In my career to date I've worked with a ton of very bright, very talented individuals. Unfortunately, software engineers don't always value social skills with the same importance as technical skills. To make the matter worse, it can be awkward for others to address some of the more subtle social pitfalls. Aside from the basics of communication, here are some of the bad habits I've noticed my coworkers (and myself) exhibiting.

Excessive Verbosity

There might be a small nugget of wisdom to be found in Kevin from The Office. Especially in written correspondence, I've found that less is usually more. A habit I've tried to develop for myself is formatting messages like so: issue/request, details, conclusion. People's time is valuable, and if you need something just say it. For example, which of these would you rather have show up in your inbox?

Hey Julie, I was talking to Jeff yesterday regarding the application and user performance report and he has a meeting with some clients on Friday. We'd like some time to review the report prior to the presentation so we can collect feedback and have some time to iterate on improvements. Would you mind sending that over by Wednesday?

Alternatively, you might send a message like this:

Hey Julie, can you have the application and user performance report to me by Wednesday? Jeff is presenting the same on Friday and we'd like some time to review before then.

Both communicate nearly the exact same message, but the former is overly verbose. The reader has to trudge through the what's and why's before finally understanding the purpose of your message. People are busy - you should value their time.

“The Incentive.” The Office, Season 8, Episode 2, NBC.

Needlessly Corrective

A lot of engineers, myself included, highly value facts and technical correctness. However, it isn't always an appropriate time or place to interject that knowledge. To give an example, let's take a look at this interaction:

Doug: "Me and Karlee were investigating the recent performance issues we've been having on production. For those not in the loop, recently we've seen some real slowdowns when uploading data via the POST backend serv - "

Jeremey: "I believe that's a PUT, not a POST."

"Right. Well when we do the PUT request, we've been seeing slowdowns. The data volume isn't any bigger than usual, which is what is really odd. So last Thursday, we decided to switch the app -"

"Last Thursday was a holiday, you mean Wednesday?"

"Oh, correct, yeah...last Wednesday we switched the app log level to debug."

In interactions like this, it's entirely possible (and probable) that Jeremey is completely correct in his knowledge. The issue is that these corrections are interruptive, and don't add much value to the discussion. The exact implementation details, or the exact date, are largely irrelevant. Along with slowing down progress, interactions like this make you less approachable. To be clear, I think most of the time this behavior isn't malicious. The offender is likely just trying to help, or is excited to share their knowledge.

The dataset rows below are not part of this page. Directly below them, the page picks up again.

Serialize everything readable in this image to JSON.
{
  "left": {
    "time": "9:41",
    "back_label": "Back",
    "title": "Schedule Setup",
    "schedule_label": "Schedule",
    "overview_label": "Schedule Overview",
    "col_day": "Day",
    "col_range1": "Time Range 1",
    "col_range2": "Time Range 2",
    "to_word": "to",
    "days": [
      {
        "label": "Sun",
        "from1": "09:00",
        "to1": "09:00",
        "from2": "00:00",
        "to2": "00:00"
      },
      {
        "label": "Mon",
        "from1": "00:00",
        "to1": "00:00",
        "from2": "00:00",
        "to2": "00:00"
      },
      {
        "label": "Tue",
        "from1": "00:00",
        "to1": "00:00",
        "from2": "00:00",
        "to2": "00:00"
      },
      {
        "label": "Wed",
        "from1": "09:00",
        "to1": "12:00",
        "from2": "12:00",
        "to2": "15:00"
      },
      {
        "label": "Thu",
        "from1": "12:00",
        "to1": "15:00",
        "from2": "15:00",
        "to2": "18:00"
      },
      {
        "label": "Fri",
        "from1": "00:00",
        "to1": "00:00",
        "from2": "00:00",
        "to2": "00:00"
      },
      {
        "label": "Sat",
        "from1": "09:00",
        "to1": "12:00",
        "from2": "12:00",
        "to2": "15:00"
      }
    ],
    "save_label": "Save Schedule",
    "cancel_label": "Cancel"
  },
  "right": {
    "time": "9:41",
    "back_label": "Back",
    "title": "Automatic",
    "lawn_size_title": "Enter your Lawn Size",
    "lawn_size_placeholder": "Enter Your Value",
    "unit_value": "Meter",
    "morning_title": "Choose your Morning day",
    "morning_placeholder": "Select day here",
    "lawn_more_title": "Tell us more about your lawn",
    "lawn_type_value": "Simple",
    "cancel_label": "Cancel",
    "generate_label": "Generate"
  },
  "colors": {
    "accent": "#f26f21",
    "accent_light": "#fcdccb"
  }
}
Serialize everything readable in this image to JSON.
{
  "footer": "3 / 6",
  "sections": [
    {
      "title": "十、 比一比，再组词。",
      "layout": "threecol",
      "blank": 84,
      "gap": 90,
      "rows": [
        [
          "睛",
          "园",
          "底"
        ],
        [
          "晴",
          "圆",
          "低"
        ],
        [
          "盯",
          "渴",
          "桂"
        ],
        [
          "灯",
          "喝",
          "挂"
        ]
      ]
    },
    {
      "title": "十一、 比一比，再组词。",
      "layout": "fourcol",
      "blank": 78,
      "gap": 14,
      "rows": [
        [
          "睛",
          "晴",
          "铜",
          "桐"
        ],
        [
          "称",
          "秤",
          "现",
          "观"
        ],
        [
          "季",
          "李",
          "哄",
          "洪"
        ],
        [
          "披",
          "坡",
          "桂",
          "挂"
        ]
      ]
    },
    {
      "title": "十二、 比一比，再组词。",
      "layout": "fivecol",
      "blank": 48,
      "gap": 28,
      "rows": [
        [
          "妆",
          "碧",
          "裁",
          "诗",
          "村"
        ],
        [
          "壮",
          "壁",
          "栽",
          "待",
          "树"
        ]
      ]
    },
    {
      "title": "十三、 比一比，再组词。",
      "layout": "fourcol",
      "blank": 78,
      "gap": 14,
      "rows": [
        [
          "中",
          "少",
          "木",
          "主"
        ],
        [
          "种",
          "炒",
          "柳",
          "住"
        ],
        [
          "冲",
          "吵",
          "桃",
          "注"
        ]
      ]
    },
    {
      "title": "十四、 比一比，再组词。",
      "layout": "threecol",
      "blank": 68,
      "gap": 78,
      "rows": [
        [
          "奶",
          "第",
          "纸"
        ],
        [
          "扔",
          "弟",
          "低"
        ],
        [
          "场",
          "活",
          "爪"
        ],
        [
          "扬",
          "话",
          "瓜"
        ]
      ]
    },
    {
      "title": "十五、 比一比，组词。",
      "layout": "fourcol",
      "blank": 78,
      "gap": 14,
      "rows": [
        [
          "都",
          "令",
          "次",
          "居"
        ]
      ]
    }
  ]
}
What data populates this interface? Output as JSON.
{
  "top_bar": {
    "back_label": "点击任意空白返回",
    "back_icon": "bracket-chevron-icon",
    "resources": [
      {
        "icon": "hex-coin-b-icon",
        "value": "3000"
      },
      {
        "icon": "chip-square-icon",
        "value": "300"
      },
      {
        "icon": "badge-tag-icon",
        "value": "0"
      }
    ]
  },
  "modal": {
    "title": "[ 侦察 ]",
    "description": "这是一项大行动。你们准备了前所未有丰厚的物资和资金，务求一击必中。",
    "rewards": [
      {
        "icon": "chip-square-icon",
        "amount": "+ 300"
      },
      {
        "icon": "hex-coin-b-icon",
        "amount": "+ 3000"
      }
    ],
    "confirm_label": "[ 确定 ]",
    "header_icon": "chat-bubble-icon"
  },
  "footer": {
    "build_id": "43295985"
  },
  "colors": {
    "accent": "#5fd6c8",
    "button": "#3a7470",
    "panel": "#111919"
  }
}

If you find someone saying something incorrect, ask yourself if it's pertinent to the discussion or could cause some confusion later. If so, pick an appropriate time to offer the correction. Using the example above, pretend that Doug went on to describe how they did not see any logs in production on Thursday. At that point, it might be an appropriate time to mention that they were closed Thursday, since they may have checked the wrong log date.

Don't Be the "Um, Actually" Guy

Inappropriate Medium

This point is a bit more nebulous, and there aren't any hard-and-fast rules to abide by. In my experience, there's three main communication methods within companies: email, messaging and verbal. Email and verbal are self-explanatory, and messaging might be something like Slack or other instant messaging platforms. My thoughts on this are that email should be used for any formal discussion, or any discussion which may need to be "recorded." Discussing contracts or service-level agreements, HR policies, or really anything which may have some level of impact. On the other end of the spectrum, messaging should be used for informal discussion or quick asks. Topics like where to eat for lunch, or asking a quick one-off question about a particular issue belong in messages.

Lastly, and most importantly, is verbal communication. This medium, in my own opinion, should be reserved for natural spontaneous discussion and critical issues. The reasoning is that, once again, time is valuable and should be respected. Verbal communication requires immediate attention, and interrupting someone's work to ask them something minor can be frustrating and even disrespectful.


Effective communication requires a lot of contextual understanding, and these types of soft-skills should not be understated in software engineering. In general, you should do what you can to value and respect people's time. From what to say, how to say it and even when is the appropriate time to say it, learning to communicate in a way that is concise and respectful will go far to help foster relationships.